Asia’s government and corporate sectors must join hands to develop policies and new leadership to tackle these new pressing global challenges to ensure sustainable growth in the region, delegates told the World Economic Forum on East Asia.
Some 300 government and business leaders including Philippine President Gloria Macapagal Arroyo and the chiefs of Coca-Cola and Nissan Motors Co. are attending the two-day meeting organized by the Geneva, Switzerland-based World Economic Forum.
Singapore’s Tharman said there was a “high degree of complacency” in the region after a period of stability following the 1997-98 Asian financial crisis.
But he warned the region must be alert amid a “significant buildup of risks” as huge capital inflows into emerging markets, especially in Asia, led to asset price bubbles in stock markets, property, commodities and equity markets.
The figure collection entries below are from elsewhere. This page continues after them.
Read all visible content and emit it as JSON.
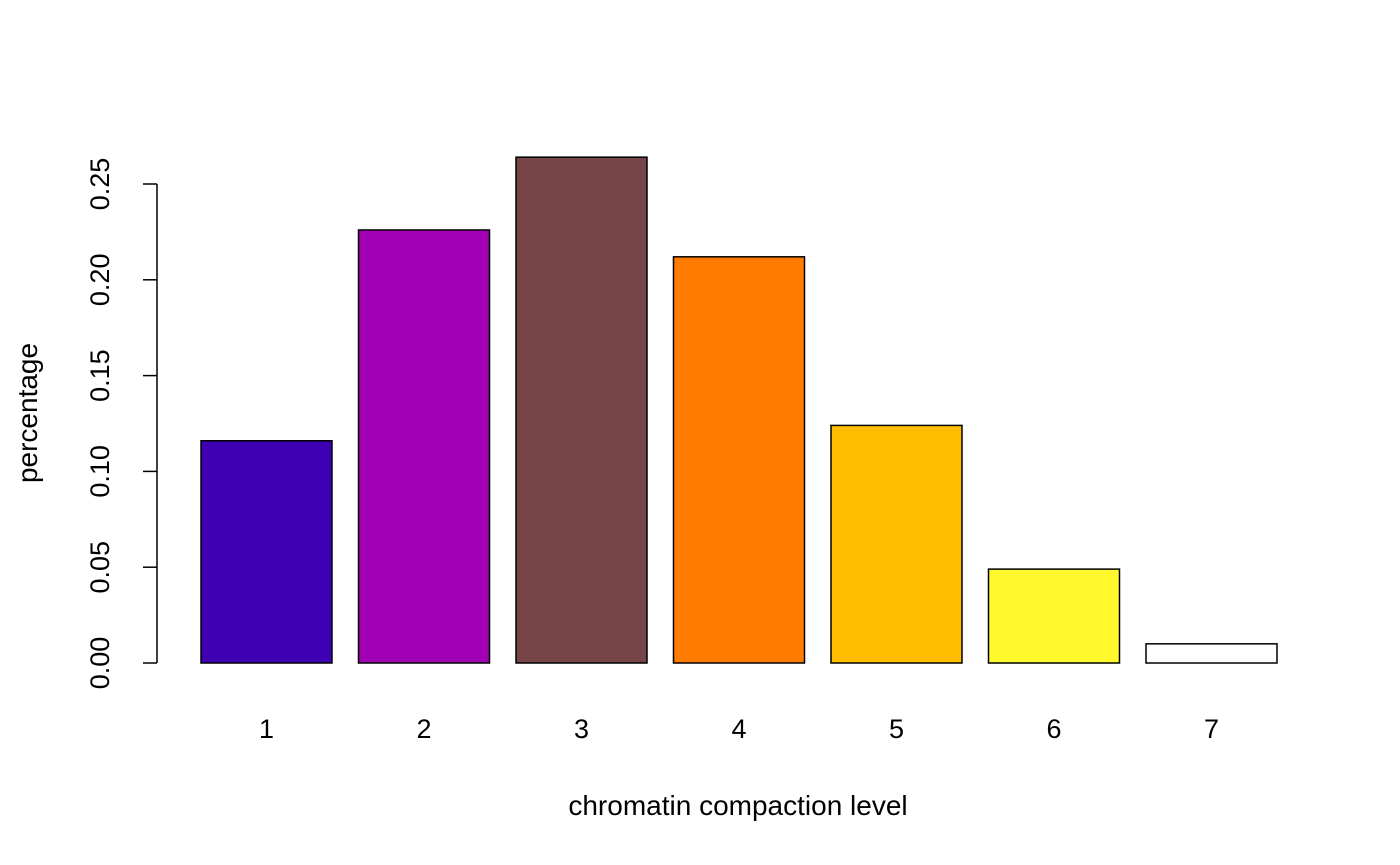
{
  "chart_data": {
    "type": "bar",
    "title": "",
    "xlabel": "chromatin compaction level",
    "ylabel": "percentage",
    "categories": [
      "1",
      "2",
      "3",
      "4",
      "5",
      "6",
      "7"
    ],
    "values": [
      0.116,
      0.226,
      0.264,
      0.212,
      0.124,
      0.049,
      0.01
    ],
    "colors": [
      "#3F00B4",
      "#A100B5",
      "#774548",
      "#FF7C00",
      "#FFBD00",
      "#FFF92D",
      "#FFFFFF"
    ],
    "ylim": [
      0,
      0.25
    ],
    "yticks": [
      "0.00",
      "0.05",
      "0.10",
      "0.15",
      "0.20",
      "0.25"
    ],
    "grid": false,
    "legend": false
  }
}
A pullback could lead to severe economic problems, he said.
Thailand’s Finance Minister Chalongphob Sussangkarn urged East Asia _ which holds most of the world’s foreign reserves -- to play a bigger role to tackle global imbalances before it spirals into economic chaos.
Soaring trade deficit in the United States and growing trade surpluses in countries such as China are seen as major threats to the global economy.
“We see these imbalances as a danger but there is not enough effort” to tackle them, Chalongphob said.
The Asian Development Bank urged the region to tackle rising income disparity, warning that some social indicators in the region are worse than in sub-Saharan Africa.
Some 1.9 billion Asians still live on less than US$2 (euro1.50) a day, while 2 billion have inadequate access to sanitation and clean water, said ADB’s Managing Director General Rajat Nag.
“We’ve two faces in Asia ... one Asia is growing very well and the other Asia is struggling behind,” he said, warning this could cause grave social and political tensions that may unravel the region’s growth.
Arroyo urged China, India and Japan to show greater leadership in the region, while the United States -- the region’s traditional power-- is preoccupied in the Middle East.
Japan’s Deputy Foreign Affairs Minister Masaharu Kohno called for greater cooperation among countries to fight global warming, especially by developing a successor to the 1997 Kyoto Protocol which expires in 2012.
The U.N. treaty caps the amount of harmful gases emitted in industrialized countries. Currently, developing countries like China and India are exempt from Kyoto’s obligations _ part of the reason why the United States and Australia have refused to join in.
Carlos Ghosn, chief executive of French vehicle maker Renault SA and Japan’s Nissan Motor Co., said carmakers should take the lead to reduce carbon dioxide emission to fight global warming but one industry alone cannot solve the problem.
“You are not going to fight emission by singling out on one industry because CO2 is emitted by many industries ... we need to have an integrated approach,” he said.